Hanya 4.966 twit yang bersentimen positif. Antara lain yang dicuitkan oleh Muklis di akun @tvindonesia wkwk, “Kalian tau ga kalo RKUHP udah disahkan? Gabole lagi kritik pemerintah ya sayang. Pemerintah hebat, pemerintah sangat berjasa kepada masyarakat banyak, pemerintah tidak memikirkan kantongnya sendiri, pemerintah adalah yang terbaik, aku sangat cinta pemerintah.”
Begitu juga di Instagram, topik pengesahan RUU KUHP juga memperoleh perhatian para pegiat Instagram. Dari hasil monitoring Netray menggunakan kata kunci yang sama, ditemukan 893 unggahan yang meraih reaksi warganet sebanyak 281,3 ribu kali. Menjangkau kurang lebih 37,2 juta akun yang terpantau membahas topik tersebut.
Selama periode pantauan 6-7 Desember 2022, tampak 3 akun terpopuler bersentimen negatif. Akun pertama, @faktanyagoogle yang menyoroti pasal 331 tentang kenakalan dan pasal 265 tentang orang yang menganggu ketenteraman umum seperti tetangga berisik di malam hari hingga memberi tanda larangan palsu. Jika melanggar dua pasal tersebut dipidana denda kategori II atau sebanyak Rp10 juta.
Akun kedua yang banyak meraih komentar dan suka dari pegiat Instagram berasal dari media @detikcom yang menekankan pemberitaan pada pasal 473 tentang tindakan perkosaan. Unggahan ini menekankan bahwa oral seks yang dilakukan dengan paksaan dan kekerasan bisa terkena delik pidana dan dipenjara selama 12 tahun.

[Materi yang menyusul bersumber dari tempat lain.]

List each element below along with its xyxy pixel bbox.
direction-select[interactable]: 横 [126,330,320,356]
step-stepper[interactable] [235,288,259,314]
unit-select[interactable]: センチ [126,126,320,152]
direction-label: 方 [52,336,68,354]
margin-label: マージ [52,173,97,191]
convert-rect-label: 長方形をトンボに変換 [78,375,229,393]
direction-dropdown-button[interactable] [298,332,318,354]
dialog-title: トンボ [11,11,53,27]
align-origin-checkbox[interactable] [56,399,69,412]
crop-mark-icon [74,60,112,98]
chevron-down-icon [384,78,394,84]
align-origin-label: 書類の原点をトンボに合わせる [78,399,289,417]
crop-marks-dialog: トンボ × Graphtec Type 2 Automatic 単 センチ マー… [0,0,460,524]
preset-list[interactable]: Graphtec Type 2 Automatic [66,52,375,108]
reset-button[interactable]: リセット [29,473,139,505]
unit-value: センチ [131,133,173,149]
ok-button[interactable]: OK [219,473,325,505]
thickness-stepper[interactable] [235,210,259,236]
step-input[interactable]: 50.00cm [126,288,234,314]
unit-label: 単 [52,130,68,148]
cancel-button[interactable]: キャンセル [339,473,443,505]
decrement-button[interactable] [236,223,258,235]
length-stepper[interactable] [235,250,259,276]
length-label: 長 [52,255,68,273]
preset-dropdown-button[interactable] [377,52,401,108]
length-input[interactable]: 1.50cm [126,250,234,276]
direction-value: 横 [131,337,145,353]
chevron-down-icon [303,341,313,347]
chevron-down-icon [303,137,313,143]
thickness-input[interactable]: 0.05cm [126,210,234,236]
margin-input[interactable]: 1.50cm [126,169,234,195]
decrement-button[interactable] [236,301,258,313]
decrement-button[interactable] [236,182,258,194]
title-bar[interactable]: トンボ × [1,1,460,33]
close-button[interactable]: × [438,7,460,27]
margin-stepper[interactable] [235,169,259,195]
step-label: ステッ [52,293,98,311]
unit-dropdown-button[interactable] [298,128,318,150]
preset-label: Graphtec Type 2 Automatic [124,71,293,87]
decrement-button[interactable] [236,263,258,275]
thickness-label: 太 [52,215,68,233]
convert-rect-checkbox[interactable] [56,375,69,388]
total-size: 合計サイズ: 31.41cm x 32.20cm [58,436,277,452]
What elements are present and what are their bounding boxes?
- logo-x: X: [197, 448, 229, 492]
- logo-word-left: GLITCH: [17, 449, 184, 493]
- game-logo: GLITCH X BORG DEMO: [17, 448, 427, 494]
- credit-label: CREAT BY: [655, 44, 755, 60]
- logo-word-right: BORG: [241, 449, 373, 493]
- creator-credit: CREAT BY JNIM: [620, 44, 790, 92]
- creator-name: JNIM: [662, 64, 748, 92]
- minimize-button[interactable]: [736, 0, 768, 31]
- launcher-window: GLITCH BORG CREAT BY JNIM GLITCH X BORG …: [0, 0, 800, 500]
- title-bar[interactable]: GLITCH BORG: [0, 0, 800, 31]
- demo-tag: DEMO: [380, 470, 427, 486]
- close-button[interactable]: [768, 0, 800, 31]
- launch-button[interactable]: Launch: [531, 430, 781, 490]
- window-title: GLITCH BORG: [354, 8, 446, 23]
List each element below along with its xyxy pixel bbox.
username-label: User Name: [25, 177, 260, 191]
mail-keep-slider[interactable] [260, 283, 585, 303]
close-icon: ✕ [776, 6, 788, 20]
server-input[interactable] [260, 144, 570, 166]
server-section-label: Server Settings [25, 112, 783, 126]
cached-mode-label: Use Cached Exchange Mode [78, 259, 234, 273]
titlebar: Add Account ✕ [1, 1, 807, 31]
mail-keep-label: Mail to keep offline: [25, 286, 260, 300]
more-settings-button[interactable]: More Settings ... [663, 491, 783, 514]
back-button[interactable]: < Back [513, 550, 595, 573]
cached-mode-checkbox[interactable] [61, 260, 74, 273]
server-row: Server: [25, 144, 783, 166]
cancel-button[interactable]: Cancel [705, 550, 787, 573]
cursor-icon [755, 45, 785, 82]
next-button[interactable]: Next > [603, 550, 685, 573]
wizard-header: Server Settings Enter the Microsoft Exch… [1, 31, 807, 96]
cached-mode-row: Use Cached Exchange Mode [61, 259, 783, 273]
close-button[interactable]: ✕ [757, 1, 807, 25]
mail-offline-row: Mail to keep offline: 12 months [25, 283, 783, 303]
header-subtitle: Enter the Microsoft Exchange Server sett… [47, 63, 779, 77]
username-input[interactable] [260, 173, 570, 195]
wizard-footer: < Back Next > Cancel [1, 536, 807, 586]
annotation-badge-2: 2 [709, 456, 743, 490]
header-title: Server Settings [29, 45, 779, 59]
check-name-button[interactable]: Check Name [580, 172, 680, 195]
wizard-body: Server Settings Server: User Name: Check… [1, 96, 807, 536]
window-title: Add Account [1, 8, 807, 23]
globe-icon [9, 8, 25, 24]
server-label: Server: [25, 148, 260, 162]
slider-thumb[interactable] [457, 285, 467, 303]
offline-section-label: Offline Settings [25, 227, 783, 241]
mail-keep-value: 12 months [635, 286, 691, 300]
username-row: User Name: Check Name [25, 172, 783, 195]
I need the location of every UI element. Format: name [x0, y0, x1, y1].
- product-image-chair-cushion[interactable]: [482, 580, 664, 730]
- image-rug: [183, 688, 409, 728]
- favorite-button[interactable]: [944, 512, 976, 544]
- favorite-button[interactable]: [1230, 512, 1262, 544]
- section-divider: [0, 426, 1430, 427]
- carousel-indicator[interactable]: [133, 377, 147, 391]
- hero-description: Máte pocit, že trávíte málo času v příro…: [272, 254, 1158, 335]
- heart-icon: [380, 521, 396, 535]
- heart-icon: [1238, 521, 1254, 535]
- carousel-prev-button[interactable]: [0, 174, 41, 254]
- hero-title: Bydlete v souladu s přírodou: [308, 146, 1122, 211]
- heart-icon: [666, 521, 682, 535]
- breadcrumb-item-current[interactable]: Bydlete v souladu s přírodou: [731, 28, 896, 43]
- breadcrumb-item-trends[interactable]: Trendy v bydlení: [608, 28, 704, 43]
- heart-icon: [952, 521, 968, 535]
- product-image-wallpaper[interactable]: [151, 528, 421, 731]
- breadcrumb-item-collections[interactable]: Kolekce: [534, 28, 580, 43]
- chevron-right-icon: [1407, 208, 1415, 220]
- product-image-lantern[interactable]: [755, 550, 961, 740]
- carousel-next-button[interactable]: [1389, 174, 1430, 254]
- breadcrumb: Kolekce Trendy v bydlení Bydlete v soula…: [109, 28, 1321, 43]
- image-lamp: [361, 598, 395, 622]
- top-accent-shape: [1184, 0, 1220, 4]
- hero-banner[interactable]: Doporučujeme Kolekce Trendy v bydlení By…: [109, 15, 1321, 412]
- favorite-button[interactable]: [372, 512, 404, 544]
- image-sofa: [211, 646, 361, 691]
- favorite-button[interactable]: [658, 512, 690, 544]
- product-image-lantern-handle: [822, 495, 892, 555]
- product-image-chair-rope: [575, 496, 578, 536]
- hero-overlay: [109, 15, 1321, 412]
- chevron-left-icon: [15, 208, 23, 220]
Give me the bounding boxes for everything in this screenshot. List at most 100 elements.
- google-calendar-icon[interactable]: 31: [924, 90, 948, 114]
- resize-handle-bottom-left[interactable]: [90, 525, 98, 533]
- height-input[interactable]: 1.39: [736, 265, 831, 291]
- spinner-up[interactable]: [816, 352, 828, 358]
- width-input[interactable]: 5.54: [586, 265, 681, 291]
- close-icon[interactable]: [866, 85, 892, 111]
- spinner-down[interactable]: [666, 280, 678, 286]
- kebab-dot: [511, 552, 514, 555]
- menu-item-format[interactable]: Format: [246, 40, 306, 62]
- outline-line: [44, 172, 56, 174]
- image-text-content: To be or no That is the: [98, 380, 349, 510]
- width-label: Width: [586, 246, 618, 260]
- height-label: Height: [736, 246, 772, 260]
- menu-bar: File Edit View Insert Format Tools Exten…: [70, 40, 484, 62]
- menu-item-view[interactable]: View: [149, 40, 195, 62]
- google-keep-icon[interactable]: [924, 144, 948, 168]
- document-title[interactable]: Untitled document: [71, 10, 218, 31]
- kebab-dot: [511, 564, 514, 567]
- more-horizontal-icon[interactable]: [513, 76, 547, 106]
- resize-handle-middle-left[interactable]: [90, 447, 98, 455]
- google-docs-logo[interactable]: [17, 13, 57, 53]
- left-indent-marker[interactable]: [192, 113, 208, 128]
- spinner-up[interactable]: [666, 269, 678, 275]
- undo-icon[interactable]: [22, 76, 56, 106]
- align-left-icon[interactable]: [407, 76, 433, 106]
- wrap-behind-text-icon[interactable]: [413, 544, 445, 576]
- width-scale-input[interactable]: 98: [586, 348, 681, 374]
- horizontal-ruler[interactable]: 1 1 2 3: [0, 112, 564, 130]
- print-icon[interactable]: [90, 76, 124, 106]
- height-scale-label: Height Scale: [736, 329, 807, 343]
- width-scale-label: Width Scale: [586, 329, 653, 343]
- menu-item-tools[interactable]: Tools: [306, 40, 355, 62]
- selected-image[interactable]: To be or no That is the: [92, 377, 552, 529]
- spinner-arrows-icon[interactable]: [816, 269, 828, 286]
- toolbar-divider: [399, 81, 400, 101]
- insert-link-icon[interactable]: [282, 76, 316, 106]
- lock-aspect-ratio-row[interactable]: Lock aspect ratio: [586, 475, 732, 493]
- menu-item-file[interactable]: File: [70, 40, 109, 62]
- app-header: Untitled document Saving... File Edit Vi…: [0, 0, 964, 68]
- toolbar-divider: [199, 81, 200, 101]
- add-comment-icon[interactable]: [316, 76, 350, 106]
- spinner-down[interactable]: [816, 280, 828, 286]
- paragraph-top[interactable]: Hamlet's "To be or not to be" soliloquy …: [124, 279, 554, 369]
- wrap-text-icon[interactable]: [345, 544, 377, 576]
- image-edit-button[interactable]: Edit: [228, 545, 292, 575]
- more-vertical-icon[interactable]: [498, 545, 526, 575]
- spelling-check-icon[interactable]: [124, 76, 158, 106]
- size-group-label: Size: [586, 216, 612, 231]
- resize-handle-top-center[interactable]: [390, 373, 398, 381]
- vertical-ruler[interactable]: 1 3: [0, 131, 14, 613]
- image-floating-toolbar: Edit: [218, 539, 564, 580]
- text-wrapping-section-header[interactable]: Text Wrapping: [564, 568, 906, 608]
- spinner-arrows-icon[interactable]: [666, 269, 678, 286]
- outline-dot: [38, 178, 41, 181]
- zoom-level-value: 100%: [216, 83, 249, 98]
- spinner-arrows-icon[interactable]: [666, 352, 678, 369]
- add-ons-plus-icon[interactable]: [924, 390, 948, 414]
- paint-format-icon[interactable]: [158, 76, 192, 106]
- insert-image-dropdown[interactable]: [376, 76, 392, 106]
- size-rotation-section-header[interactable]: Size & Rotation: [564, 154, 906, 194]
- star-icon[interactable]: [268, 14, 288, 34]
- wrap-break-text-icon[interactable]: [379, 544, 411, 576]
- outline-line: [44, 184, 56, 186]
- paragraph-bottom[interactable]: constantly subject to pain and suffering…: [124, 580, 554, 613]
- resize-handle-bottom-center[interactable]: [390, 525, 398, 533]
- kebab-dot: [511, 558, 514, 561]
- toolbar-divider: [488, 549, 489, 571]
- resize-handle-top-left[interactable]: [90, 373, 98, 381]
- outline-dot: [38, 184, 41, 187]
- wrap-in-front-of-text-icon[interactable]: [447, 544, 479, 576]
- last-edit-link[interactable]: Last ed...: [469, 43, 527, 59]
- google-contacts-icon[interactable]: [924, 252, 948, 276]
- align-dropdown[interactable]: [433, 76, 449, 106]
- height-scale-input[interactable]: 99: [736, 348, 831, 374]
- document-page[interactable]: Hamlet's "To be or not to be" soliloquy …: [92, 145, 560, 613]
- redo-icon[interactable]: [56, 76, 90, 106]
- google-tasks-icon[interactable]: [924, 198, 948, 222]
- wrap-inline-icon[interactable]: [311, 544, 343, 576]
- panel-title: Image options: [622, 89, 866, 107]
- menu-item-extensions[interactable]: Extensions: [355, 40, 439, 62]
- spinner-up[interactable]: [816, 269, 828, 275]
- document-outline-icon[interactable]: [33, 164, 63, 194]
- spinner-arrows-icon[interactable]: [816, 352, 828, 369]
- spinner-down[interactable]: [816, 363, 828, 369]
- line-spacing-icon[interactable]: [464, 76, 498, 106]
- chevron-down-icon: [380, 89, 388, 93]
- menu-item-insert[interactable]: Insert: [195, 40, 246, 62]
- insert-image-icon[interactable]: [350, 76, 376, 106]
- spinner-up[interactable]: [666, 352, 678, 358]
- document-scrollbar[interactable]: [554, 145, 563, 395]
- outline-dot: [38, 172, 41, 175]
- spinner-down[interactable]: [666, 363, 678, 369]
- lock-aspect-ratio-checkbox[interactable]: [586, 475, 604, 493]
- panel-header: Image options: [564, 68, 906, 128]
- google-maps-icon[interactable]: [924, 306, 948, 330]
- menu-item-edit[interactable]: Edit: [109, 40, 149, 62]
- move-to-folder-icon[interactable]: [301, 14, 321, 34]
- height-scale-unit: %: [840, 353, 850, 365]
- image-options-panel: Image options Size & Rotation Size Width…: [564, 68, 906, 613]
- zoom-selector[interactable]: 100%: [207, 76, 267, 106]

Akun ketiga terpopuler, @ahquote yang menampilkan judul ‘RKHUP: Pacaran Bisa Dipenjara’. Dalam caption, akun ini menekankan pada pasal 417 soal perzinaan bahwa orang yang melakukan persetubuhan dengan orang yang bukan suami atau istrinya dipidana karena perzinaan dengan pidana penjara paling lama 1 tahun.
Sementara, akun personal yang cukup banyak mendapat impresi pegiat Instagram datang dari akun @kendraparamita. Ia menyampaikan kritik terhadap KUHP melalui sebuah ilustrasi kitab RUU KUHP dengan caption yang lugas ‘Tancap gas di Tengah Kritik'.
“Sosiolog Ariel Heryanto melalui akun Instagramnya @arielheryanto juga mengungkapkan sindirannya kepada pemerintah Indonesia seperti yang tercantum pada gambar yang bertuliskan ‘Kalau gak suka RKUHP silahkan gugat ke MA. Gak usah demo. Kalau rindu zaman kolonial bikin aja VOC lagi. Gak usah bajak reformasi’,” tulis Netray dalam laporannya pada 13 Desember lalu.
Tak hanya warga negara Indonesia, Duta Besar Amerika Serikat untuk Indonesia, Sung Y Kim juga turut mengkritik KUHP dapat berdampak negatif bagi iklim investasi Indonesia karena terlalu mengurusi ranah privat warganya dalam akun @pinterpolitik.
Dubes AS juga meminta Indonesia menghormati kaum LGBT. Ini yang membuat Anwar Abbas (Wakil Ketua Umum MUI) bereaksi keras, pendapat Sung Y Kim terdengar sangat tendensius dan bernada mengancam karena dalam pernyataan terlihat pemerintah AS ingin memaksa dan mendesak bangsa indonesia agar mentolerir praktek LGBT dan kumpul kebo. Seperti yang ditampilkan oleh akun @totalpolitik dengan 39 komen dan 847 likes.
“Dengan teknologi informasi seperti zaman sekarang, keberadaan UU ini dinilai mengancam kebebasan berekspresi rakyat Indonesia hingga warga negara asing. UU ini dianggap akan membahayakan demokrasi dan menjadikan pemerintah Indonesia menjadi otoriter,” Netray menutup laporannya.